We have over 170 patches in the tracker needing reviews. We have more
issues with patches that need docs and tests. More patches, while
welcome, still need someone to review them, apply them, and ensure
that they don't side-effect everything else, conceptually break
everything, and so on.

> Of course libraries like `locale` and `logging` are hard to change, but
> it would still be possible.  For `locale` it would probably a useful
> idea to go into the direction of datetime, where the timezone
> information is left to a 3rd party library.  `locale` could provide some
> hooks for libraries like `babel` to fill the gap.  On the other hand
> `Cookie` would be very easy to fix by moving the parsing code into a
> separate function and refactoring the cookie objects.

And a 3rd party library adds a dependency to all the build bots,
consumers, apps, etc out there. That dependency may not work on
windows, OS/X, or IRIX. This is partially the reason something like an
libxml dependency is right on out (sadly).

Again, agreed - but these modules need maintainers, people who care
enough about them to do the things you talk about. That's why I
started this tempest in a mailpot in the first place. It's not like I
enjoy replying to emails - I don't even get paid for it.

> We could probably also start a poll out there with well-selected
> questions of what users think about parts of the library.  And for that
> poll it would make a lot of sense to not just ask the questions and
> evaluating the results, but also track the area the user is coming from
> (small size company, open / closed source, web development etc.).
> Because we all are biased and seeing results grouped by some of these
> factoids could be enlightening.  That said, it could tell us that I'm
> completely wrong with my ideas of how the state of the standard library.
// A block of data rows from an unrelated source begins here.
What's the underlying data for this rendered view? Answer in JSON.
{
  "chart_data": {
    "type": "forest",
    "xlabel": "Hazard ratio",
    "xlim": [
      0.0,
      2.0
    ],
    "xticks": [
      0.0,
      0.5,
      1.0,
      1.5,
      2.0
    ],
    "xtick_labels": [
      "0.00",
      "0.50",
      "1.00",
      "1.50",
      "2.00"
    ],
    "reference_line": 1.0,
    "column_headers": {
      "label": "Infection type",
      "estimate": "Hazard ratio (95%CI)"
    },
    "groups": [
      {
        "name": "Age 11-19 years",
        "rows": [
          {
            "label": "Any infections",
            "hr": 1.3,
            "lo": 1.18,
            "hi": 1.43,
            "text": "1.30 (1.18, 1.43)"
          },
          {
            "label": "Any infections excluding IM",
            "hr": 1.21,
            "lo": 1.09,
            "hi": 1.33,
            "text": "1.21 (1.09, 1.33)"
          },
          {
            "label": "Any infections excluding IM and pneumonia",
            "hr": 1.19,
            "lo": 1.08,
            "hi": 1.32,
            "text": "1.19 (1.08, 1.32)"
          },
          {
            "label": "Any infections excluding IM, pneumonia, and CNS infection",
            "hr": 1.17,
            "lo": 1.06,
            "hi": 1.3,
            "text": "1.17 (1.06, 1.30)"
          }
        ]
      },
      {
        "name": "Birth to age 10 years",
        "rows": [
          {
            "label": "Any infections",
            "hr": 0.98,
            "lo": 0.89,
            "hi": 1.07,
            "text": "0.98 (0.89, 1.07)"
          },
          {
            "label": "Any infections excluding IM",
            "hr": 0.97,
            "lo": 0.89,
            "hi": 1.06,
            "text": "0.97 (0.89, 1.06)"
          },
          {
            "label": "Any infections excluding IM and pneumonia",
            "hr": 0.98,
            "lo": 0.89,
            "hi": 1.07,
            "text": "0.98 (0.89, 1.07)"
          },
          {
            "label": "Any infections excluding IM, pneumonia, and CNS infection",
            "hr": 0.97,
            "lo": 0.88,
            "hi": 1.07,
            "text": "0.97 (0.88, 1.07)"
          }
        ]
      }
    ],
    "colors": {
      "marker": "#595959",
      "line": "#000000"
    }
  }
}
There are two things conflated here. One is "what do the users want"
and "what can we maintain". They are not the same thing. Brett already
tried an informal poll:

http://sayspy.blogspot.com/2009/07/results-of-informal-poll-about-standard.html

While not entirely representative of the hundreds of companies, and
thousands of people out there using Python, it's a good place to
start. In fact, it's one of the data points I'm using in my "cleanup
PEP". Would you like to help?

> But how realistic is it to refactor the standard library?  I don't know.
> For a long time people were pretty sure Python will not get any faster
> and yet Unleaden Swallow is doing some really amazing progress.

refactoring of the standard library, and it's continued evolution are
requirements for Python 's survival. This is why I started the other
thread, and others contributed to it.

> Any maybe we should have some elected task forces for things like the
> standard library.  Judging from the mailinglist it appears that far too
> many people are discussing *every detail* of it.  It is a good idea to
> ask as many people as possible, but I am not sure if the mailinglist is
> the way to do that.  It is currently very hard to see the direction in
> which development is heading.

Those of us who care about this are off writing PEPs. If you want to
help, you can. The discussion of every detail is a necessary "evil" -
and it comes with the territory. There is a time for discussion
though, and a time for work. David, Georg, Brett, Frank, and I are all
taking action items to go off and do, because you're right: actions
speak louder.

>
> Please think of this email just as a suggestion.  I don't have too much
> trust into myself to follow the discussions on this list camely enough
> to become a real part of a solution, but I would love to help shifting
> the development into a better direction, no matter which one it will be.

If you can not follow this mailing list calmly to find the good
information, filter the fluff, and ultimately cherry pick and extract
the work necessary to move forward, you're going to dread the PEP
process.

Changes affect everyone, we can not go and do them in a smokey dimly
lit room. It runs counter to who and what we are. It's fine to be a
dictator when it's your own project (Jinja vs. Jinja2 come to mind)
but discussion is needed, and healthy. You just need to filter the
good from the bad.

Armin, I agree with your sentiment, the feeling that is contained
within it is the motivation for me starting the original discussion in
the *first place*. Yes, it caused a fair amount of discussion, some
good, some bad, some circular. But we also got some people working on
solid deliverables, which was the point.

If you would like to help write some PEPs, I'm open to collaborating.

Jesse